Across the main entrance to the Institute, at 77 Mass. Ave. in Cambridge, Massachusetts, the very old stone I walked under in the 1960s and 1970s has etched under the university name, the words "WILLIAM BARTON ROGERS, FOVNDER", in the old-style rendering. That, friends, is a monument to the single action of Dr. Rogers that actually is relevant to MIT -- whatever he did or didn't do prior to coming to Greater Boston is not, despite what Dr. Reif says, part of telling a "more complete version of our history" but part of his.
I do not know what it says about my alma mater that, not only did they find it necessary to do all this inane research as a historical project, but that they felt the need to disseminate it in the email above, as if it actually matters to alumni. The mission of MIT in 2018 has nothing whatsoever to do with whether or not a guy before MIT was founded -- OK, "fovnded" -- held slaves, as was legal to do at the time he did.

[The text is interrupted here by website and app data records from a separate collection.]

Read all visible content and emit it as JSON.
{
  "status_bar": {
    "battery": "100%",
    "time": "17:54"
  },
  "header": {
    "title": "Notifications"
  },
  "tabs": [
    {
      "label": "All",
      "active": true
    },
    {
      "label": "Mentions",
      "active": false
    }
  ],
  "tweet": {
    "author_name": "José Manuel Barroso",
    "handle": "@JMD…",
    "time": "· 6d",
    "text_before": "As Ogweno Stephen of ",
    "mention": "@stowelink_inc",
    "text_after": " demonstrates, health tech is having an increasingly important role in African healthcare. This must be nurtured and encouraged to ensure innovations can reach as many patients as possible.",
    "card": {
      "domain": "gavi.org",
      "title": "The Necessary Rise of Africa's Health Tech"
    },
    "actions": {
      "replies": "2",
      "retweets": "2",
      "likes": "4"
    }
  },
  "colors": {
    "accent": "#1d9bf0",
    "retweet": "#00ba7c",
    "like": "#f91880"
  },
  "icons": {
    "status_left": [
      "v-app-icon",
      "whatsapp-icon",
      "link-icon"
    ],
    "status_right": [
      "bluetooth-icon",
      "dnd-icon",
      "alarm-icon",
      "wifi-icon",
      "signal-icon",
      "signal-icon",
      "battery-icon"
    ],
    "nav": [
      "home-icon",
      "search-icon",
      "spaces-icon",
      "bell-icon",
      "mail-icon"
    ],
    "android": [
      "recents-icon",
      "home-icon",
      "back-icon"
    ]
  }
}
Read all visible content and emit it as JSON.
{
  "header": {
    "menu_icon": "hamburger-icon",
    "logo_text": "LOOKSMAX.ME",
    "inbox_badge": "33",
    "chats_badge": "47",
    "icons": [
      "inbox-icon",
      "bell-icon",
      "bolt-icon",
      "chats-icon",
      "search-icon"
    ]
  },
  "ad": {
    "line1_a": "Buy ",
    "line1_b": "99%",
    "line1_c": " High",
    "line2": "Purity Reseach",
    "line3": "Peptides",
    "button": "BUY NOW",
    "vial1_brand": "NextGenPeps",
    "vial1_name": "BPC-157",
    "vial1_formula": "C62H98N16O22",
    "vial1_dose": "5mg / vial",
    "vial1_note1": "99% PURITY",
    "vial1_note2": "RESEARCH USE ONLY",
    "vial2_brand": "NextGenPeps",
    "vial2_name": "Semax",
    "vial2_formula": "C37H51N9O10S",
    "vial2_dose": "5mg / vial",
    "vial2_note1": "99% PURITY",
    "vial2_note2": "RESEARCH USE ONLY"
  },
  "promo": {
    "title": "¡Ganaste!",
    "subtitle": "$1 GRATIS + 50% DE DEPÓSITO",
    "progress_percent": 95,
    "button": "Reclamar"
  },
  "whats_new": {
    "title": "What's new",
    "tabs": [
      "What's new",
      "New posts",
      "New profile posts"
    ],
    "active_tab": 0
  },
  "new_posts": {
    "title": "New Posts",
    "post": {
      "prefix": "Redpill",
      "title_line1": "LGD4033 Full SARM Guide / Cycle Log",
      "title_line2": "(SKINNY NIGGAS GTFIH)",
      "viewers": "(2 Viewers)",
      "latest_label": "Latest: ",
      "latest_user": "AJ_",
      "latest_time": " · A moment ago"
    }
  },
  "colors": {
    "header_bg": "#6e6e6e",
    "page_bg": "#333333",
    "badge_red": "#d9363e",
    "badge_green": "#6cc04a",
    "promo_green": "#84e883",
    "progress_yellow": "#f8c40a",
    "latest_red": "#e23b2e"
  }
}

I want to hear that they're doing hot-spit research up there, and our professors are uncovering the secrets of the universe, and developing technology that advances our lives and collective knowledge, building great buildings and infrastructure, curing disease and enhancing life. That, friends, is worth an email to the troops. Whether the Institute's founder held slaves years before coming to Boston, or beat his wife, or spanked his son, or stepped on a cockroach before MIT was a gleam in his eye, well, that may interest you, but I couldn't care less.
Worst of all -- What do they propose to do with this information? Do you think the left -- and this is a university campus, remember -- is going to let them just document all that and move on? Yeah, sure they will. I guarantee you that before the end of the year, either that inscription in stone is jack-hammered off the face of the entrance, or there will at the least have been a huge movement by Antifa to make that happen.
And we can thank the idiocy of those who think that it was a really, really good idea to do all that at a university level.
But I will probably take my diploma down from the wall if they do. And as if I even have to say it, I think slavery was really bad, too.
But that's my born-in-1951 morality.